Pearl Primus and Company (~1951-?)
Negro Dance Theatre (1954-1955)

Left to right: Nat Horne, Charles Queenan, and Charles Moore in Gotham Suite (1954) for Negro Dance Theatre. Photo by Jack Mitchell.
Though not much is known about his early life and training, the earliest evidence of Charles Queenan’s performances are those with Pearl Primus and Company in 1951.
Queenan appeared with the company on January 14, 1951 at the 92nd Street Y. The group performed Excerpts from My African Journey, which consisted of two parts featuring dances inspired by Primus’ travels in Africa. The following month, on February 2, he again danced with the company at Hunter College’s Assembly Hall.
On the 13th, Pearl Primus and Company, including Queenan, Primus, Charles Blackwell, and Louis Paschall, performed at the Brooklyn Institute of Arts and Sciences (now the Brooklyn Museum).*
It was said that Queenan, in Primus’ piece Impinyuza, for which he also adapted the costumes, “[embodied] the essence of the movement and the Watusi culture” (Schwartz).
Queenan’s career branched out into television and Broadway.
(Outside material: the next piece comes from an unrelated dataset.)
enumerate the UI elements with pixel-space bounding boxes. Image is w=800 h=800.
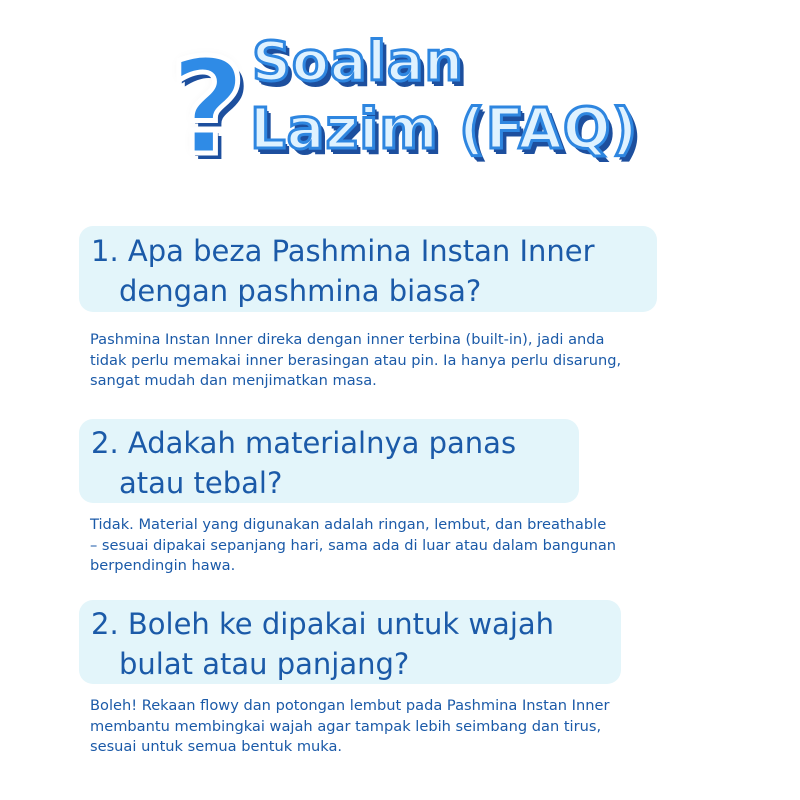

On May 30, 1953, Queenan appeared as a dancer on The Jackie Gleason Show, in a segment called “Modern Blues”, which was described as a “black street-scene.”
Agnes de Mille featured Queenan in a 1956 film, which she herself narrates. The film shows clips of “ethnic dance,” with Queenan performing a “dance from the Congo.”
Queenan performed in several Broadway productions: Caribbean Carnival (1947), Finian’s Rainbow (1955), Livin’ the Life (1957), Saratoga (1959), and Kwamina (1961). The latter also featured Louis Johnson, Charles Moore, Glory Van Scott, and Doris de Mendez.
As a member of Negro Dance Theatre, Queenan appeared in Aubrey Hitchins’ Italian Concerto in the eighth week of the 1954 season at Jacob’s Pillow Dance Festival. Italian Concerto was a ballet in three movements featuring the music of Johann Sebastian Bach. The following year, Queenan danced the second and fourth episode of Hitchins’ Ode at Jacob’s Pillow. The piece was “inspired by quotations from Aeschylus, Theognis and Sophocles.”
*Though the program of this performance comes from the Brooklyn Institute of Arts & Sciences, the venue is listed as the “Opera House,” most likely that of the Brooklyn Academy of Music.